熱海富士 十両昇進確実に 郷里・熱海の「希望の光」に 母・武井奈緒さん「これからがスタート」

2022年1月24日 07時33分

勝ち越しを決め、感極まった表情の熱海富士=22日、両国国技館で

 大相撲の西幕下筆頭で、熱海市出身の熱海富士(19)=本名・武井朔太郎、伊勢ケ浜部屋=が二十二日にあった大相撲初場所(東京・両国国技館)の十四日目に勝ち越し、来場所の十両昇進を確実にした。土石流災害があった郷里を思いやる力士の大きな一勝に、ゆかりの人たちは「希望の光」と喜んだ。(山中正義、山手涼馬、大橋貴史)
 「(熱海富士の)活躍は一つの光であり希望。(市立)熱海中学校の卒業生として誇らしい」と喜んだのは熱海中時代、美術の授業を担当した吉留一将(かずのぶ)教諭(54)。
 熱海富士が美術の授業で、相撲を題材に粘土の作品を作ったエピソードを後輩生徒に紹介するなどして応援してきた。「めきめきと力を付けている。これからも、どんどん活躍してほしい」と期待した。
 熱海市立第二小六年の時に社会の授業を担当した熱海中の坂本貴一校長も「夢を持って取り組み、活躍する姿は子どもたちの目標にもなる」とたたえた。
 市内の職場で観戦した熱海富士の母、武井奈緒さん(42)も「良かった。本当に安心した。たくさんの人に喜んでもらえてうれしい」と声を弾ませた。初の三連敗を喫するなど、上位の壁に苦しんだ今場所。奈緒さんは孝行息子をねぎらいつつも「これからがスタート。活躍が少しでも熱海の励みになれば」と願った。
 新十両となれば、年六場所制となった一九五八年以降、初土俵から所要八場所での昇進は、歴代七位タイのスピード出世(幕下付け出しを除く)。
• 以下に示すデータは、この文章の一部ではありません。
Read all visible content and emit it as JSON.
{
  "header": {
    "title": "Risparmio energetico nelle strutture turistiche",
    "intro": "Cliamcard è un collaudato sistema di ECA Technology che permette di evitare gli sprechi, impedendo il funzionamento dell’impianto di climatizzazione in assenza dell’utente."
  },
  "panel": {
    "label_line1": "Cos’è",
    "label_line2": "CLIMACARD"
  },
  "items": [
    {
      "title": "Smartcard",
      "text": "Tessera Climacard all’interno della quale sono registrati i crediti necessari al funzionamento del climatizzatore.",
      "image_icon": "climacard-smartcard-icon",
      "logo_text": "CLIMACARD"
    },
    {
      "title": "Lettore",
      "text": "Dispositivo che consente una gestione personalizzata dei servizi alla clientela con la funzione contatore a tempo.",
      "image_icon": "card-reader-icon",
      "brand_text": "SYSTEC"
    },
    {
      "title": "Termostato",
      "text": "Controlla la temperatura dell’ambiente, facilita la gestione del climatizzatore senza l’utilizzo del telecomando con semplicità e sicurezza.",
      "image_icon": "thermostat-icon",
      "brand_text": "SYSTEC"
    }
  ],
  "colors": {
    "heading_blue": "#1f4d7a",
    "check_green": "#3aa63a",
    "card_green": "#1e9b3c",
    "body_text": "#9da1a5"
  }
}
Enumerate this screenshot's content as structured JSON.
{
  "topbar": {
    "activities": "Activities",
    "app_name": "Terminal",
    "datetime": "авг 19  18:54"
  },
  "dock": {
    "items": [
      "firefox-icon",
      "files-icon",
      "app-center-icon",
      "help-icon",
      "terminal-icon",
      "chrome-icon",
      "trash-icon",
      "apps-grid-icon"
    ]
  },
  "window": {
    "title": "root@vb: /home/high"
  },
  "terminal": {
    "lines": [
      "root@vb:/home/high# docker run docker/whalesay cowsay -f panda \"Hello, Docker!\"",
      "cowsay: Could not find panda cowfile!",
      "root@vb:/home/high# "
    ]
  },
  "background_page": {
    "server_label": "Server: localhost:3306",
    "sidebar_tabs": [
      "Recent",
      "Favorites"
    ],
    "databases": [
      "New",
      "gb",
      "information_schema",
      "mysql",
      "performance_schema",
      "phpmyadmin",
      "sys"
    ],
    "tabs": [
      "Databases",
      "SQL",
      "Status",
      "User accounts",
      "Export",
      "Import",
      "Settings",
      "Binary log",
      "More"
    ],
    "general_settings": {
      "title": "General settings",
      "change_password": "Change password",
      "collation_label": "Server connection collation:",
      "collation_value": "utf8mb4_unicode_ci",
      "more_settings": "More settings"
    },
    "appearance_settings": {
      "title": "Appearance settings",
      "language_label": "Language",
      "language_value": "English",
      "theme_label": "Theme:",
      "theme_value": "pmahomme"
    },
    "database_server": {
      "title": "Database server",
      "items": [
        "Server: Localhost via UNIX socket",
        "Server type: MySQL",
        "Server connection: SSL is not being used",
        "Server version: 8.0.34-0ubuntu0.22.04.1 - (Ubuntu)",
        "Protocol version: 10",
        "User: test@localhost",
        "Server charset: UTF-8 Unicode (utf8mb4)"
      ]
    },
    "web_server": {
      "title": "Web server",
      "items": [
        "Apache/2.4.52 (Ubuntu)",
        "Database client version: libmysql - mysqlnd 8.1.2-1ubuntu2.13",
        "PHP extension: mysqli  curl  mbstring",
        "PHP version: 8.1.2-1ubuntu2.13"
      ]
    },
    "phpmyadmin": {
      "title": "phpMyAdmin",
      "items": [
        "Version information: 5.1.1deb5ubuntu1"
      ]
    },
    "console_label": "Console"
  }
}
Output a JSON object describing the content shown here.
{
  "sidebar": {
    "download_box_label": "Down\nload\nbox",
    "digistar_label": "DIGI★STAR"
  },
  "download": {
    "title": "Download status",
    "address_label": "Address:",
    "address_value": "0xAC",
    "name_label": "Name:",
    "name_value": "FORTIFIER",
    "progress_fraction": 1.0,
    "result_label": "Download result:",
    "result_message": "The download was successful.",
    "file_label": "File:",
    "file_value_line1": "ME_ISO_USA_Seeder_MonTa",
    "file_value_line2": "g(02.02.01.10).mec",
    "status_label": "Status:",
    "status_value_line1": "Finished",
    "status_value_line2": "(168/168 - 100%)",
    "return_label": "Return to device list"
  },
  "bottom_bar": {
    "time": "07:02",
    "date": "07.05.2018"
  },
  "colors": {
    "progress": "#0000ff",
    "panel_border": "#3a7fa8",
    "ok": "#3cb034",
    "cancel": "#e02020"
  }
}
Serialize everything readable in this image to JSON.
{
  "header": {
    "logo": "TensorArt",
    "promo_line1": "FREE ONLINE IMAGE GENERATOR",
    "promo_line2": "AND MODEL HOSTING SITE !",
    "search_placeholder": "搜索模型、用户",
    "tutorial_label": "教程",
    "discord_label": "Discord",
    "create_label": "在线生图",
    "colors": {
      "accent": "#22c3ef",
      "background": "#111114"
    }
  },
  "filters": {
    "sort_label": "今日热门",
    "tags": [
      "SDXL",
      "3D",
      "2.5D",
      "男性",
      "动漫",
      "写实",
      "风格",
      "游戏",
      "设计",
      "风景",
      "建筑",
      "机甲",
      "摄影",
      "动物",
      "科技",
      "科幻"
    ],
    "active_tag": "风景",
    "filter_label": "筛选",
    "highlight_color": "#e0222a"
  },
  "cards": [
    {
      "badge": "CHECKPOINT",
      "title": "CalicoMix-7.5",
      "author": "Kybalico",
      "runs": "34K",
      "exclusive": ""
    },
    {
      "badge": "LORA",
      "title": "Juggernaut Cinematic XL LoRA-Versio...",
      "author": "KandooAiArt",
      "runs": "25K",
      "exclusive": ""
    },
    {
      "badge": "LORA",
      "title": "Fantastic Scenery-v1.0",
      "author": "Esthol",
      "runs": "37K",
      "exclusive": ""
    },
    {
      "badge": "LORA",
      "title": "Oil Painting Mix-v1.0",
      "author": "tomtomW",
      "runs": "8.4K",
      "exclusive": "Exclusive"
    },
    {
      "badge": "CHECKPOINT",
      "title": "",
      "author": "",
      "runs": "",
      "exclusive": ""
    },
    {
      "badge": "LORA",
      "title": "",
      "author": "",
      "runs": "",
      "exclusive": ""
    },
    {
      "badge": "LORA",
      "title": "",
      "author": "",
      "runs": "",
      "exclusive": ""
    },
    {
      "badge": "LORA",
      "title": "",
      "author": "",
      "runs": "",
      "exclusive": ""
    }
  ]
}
期待の星を三年間指導した飛龍高相撲部(沼津市)の栗原大介監督(45)は「立ち合いの甘さなど、技術的にはまだまだ」と注文を付けつつも「当時から関取になる強い気持ちがあった。幕内上位や三役も狙ってほしい」と目を細めた。
 同じ伊勢ケ浜部屋の西十両八枚目の焼津市出身、翠富士(みどりふじ)(25)も九勝六敗の好成績。春場所での県勢の活躍、飛躍が期待される。県相撲連盟の下村勝彦会長(79)は「攻めの翠富士と守りの熱海富士、異なる個性の活躍が今から楽しみ」と話した。